Fateh told Al-Mashareq he had met with officials from both organisations to expedite the delivery of emergency relief to districts liberated from the Houthis and al-Qaeda in al-Bayda, Shabwa and al-Hodeida provinces.

During these meetings, he said, he stressed the importance of transitioning from the provision of relief to funding reconstruction in these areas.

"Arab coalition forces provided relief aid as well as assistance to restore and operate generators in the districts liberated from al-Qaeda, and the districts of Usailan and Baihan, which were liberated from the Houthi militias," said Shabwa province official Mohammed Saleh bin Adyou.

This consists of monthly relief, in the form of food baskets and other aid, he added, also stressing the eventual need to move from providing aid to offering assistance with developmental projects.

Help is needed to restore electricity, water and healthcare projects, he said, and to reconstruct bridges and other vital facilities destroyed by the war.

Iran supplies 'nothing but weapons'

Saudi Arabia has been engaged in ongoing humanitarian efforts to help the Yemeni people, said Yemeni Minister of Public Works Moeen Abdul Malik, noting that Iran, meanwhile, has supplied nothing but weapons.

Yemen has no commercial relations with Iran, and the latter does not have an expatriate community in Yemen, Abdul Malik noted.

Iran interacts with Yemen only through the Houthis, he said, in the same way it does with Hizbullah in Lebanon and with militias it backs in other countries.

"We hope that Iran's hostile policy, which has totally undermined the stability of the Middle East, will change," he said.
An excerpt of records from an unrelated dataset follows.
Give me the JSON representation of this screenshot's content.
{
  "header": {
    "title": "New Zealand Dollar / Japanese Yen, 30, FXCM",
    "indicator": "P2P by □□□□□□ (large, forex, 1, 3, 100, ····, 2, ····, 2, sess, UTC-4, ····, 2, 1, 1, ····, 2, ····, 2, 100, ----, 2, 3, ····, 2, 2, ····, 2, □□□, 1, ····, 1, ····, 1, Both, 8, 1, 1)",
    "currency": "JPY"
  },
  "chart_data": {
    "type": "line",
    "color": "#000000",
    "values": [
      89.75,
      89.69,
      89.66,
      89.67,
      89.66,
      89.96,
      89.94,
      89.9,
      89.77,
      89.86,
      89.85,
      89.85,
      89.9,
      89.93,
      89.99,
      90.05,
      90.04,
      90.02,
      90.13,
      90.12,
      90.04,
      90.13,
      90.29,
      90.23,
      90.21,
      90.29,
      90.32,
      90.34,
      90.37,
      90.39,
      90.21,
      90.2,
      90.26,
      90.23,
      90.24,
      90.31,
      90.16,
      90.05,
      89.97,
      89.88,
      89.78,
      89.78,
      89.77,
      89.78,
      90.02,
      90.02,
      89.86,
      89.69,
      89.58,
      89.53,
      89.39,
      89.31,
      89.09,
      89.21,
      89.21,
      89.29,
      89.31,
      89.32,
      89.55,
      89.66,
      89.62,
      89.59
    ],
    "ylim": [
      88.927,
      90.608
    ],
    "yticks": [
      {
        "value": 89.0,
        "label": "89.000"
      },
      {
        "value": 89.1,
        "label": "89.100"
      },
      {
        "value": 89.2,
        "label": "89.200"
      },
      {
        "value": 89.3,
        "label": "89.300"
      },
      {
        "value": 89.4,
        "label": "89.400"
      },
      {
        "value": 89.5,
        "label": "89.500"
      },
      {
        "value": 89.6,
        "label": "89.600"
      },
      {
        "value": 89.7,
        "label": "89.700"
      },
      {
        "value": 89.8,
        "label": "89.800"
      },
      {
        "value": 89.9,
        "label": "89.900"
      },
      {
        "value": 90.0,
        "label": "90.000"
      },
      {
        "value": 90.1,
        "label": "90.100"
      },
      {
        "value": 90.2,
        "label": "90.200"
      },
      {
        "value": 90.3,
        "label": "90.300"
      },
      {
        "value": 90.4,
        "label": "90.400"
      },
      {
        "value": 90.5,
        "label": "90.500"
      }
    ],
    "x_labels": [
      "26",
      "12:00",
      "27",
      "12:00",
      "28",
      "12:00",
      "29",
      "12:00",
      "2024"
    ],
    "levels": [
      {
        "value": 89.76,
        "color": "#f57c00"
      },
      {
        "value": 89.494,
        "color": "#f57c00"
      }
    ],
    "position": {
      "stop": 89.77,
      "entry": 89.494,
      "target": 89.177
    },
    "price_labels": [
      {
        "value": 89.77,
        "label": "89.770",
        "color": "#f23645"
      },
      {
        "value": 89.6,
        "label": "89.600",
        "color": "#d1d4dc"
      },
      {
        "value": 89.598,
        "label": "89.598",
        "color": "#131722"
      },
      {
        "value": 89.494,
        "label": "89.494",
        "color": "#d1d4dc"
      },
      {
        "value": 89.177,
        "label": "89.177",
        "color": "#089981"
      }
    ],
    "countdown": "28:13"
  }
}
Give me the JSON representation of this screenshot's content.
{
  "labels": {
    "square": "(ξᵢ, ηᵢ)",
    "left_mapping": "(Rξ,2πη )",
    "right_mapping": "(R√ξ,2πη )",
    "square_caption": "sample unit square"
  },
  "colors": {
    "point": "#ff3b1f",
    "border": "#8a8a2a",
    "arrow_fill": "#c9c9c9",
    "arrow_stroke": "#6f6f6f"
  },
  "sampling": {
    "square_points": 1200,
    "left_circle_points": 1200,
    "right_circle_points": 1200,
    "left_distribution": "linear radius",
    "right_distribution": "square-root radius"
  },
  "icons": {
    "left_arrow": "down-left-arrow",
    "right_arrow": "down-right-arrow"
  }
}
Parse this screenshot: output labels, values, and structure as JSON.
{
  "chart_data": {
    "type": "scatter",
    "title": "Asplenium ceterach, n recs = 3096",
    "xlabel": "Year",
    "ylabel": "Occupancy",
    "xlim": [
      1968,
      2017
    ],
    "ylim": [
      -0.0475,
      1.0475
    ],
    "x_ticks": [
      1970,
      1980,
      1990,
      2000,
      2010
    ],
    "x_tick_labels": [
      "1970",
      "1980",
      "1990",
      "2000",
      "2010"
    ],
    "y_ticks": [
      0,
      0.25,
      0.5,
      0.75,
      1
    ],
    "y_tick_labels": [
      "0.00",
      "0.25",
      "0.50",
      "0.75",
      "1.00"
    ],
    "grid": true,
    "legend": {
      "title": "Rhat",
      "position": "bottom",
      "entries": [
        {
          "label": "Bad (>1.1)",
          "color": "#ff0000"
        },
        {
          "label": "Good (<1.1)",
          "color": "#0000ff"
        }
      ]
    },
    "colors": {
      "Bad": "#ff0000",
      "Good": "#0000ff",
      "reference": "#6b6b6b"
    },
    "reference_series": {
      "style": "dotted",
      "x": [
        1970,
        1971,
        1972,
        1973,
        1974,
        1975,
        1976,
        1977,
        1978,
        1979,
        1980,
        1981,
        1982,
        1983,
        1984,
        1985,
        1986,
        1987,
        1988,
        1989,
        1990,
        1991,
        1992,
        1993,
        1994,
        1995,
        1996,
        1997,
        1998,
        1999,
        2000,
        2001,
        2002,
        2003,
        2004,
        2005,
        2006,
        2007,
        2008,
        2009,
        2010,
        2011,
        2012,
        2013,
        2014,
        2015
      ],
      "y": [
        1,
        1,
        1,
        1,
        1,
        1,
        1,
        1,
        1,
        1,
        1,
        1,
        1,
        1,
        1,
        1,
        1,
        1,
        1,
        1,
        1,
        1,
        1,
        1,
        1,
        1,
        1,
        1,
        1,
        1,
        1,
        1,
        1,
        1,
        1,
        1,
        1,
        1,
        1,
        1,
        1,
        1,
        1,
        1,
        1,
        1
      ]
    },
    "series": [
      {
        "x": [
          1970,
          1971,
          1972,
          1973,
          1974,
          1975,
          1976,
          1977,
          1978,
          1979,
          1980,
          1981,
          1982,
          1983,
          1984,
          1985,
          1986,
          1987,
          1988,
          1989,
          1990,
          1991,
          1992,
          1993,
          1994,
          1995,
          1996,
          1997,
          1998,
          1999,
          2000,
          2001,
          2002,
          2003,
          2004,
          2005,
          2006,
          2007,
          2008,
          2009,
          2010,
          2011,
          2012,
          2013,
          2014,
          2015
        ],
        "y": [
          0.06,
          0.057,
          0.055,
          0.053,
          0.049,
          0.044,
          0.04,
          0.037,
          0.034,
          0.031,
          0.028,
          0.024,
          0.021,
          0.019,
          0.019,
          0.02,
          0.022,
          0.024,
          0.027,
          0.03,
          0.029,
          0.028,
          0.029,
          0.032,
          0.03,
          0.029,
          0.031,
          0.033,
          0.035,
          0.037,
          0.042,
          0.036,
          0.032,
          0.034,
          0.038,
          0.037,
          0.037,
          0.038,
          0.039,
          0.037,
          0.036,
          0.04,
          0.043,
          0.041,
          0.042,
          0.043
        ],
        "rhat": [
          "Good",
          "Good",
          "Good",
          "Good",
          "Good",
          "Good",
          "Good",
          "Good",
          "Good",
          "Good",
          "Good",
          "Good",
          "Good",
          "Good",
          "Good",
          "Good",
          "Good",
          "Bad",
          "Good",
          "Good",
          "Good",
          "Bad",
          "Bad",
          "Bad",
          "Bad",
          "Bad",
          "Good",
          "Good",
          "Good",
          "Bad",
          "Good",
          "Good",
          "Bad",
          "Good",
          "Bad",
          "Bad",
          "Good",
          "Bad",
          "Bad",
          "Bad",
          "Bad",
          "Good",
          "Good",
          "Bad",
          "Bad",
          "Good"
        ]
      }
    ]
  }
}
Aid worker Fakhria Ali said she has learned through her work -- in al-Mokha after its liberation and al-Khokha before its liberation -- that aid reaches those in need "better in the areas controlled by the legitimate government".

In the areas under the control of the Houthis, the militia controls the aid, the way it is distributed and the beneficiaries, she told Al-Mashareq, which means it can be directed to those who do not need it.